The Reserve Bank of India said on Wednesday that it will not pass on as dividend to the government, the amount of money that does not come back into the system once the deadline of the demonetisation exercise expires on December 30, 2016.
Speaking to reporters at the RBI’s fifth bi-monthly monetary policy, governor Urjit Patel said the central bank has no plan to pass on the cancelled amount as dividend. “There is no such plan. That question does not arise as there is no implication on RBI’s balance sheet as of now,” Patel said.
RBI on Wednesday said about Rs 11.55 lakh crore has come back into the system in the form of old notes. Considering the government’s estimate that old notes the tune of Rs 14 lakh crore were circulating in the system, simple math says that about Rs 2.45 lakh crore in old notes have yet to flow back as on December 7.

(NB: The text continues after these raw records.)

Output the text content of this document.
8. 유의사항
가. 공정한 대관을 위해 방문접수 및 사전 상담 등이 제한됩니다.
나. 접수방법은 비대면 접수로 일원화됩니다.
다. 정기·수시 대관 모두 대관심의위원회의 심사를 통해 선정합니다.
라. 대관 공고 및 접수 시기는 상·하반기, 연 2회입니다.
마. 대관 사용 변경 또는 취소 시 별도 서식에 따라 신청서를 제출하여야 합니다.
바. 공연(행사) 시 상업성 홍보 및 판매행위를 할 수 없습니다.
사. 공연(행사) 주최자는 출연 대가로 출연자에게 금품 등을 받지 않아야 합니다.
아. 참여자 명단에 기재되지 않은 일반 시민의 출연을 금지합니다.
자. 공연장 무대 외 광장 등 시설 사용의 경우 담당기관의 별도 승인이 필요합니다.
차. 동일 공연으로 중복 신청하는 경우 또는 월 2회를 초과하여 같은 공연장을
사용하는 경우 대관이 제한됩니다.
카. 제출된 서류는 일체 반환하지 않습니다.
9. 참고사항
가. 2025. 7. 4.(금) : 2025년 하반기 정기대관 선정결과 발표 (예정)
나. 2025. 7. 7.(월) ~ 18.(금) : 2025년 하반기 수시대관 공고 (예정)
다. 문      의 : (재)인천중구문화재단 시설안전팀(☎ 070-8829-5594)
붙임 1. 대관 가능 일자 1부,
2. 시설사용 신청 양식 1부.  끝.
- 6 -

RBI’s stance underscores the central bank’s autonomy in deciding how it would treat the cancelled amount, as it was widely expected that the government would be paid dividend.
In fact, brokerages and research houses had made estimates of about Rs 3 lakh crore that would have been cancelled – in the form of money not deposited for fear of criminal prosecution – after December 31.
Since this cancellation would have reduced RBI’s liabilities to that extent, it would imply a surplus, and banking experts had said this amount could be transferred to boost the government’s non-tax revenue.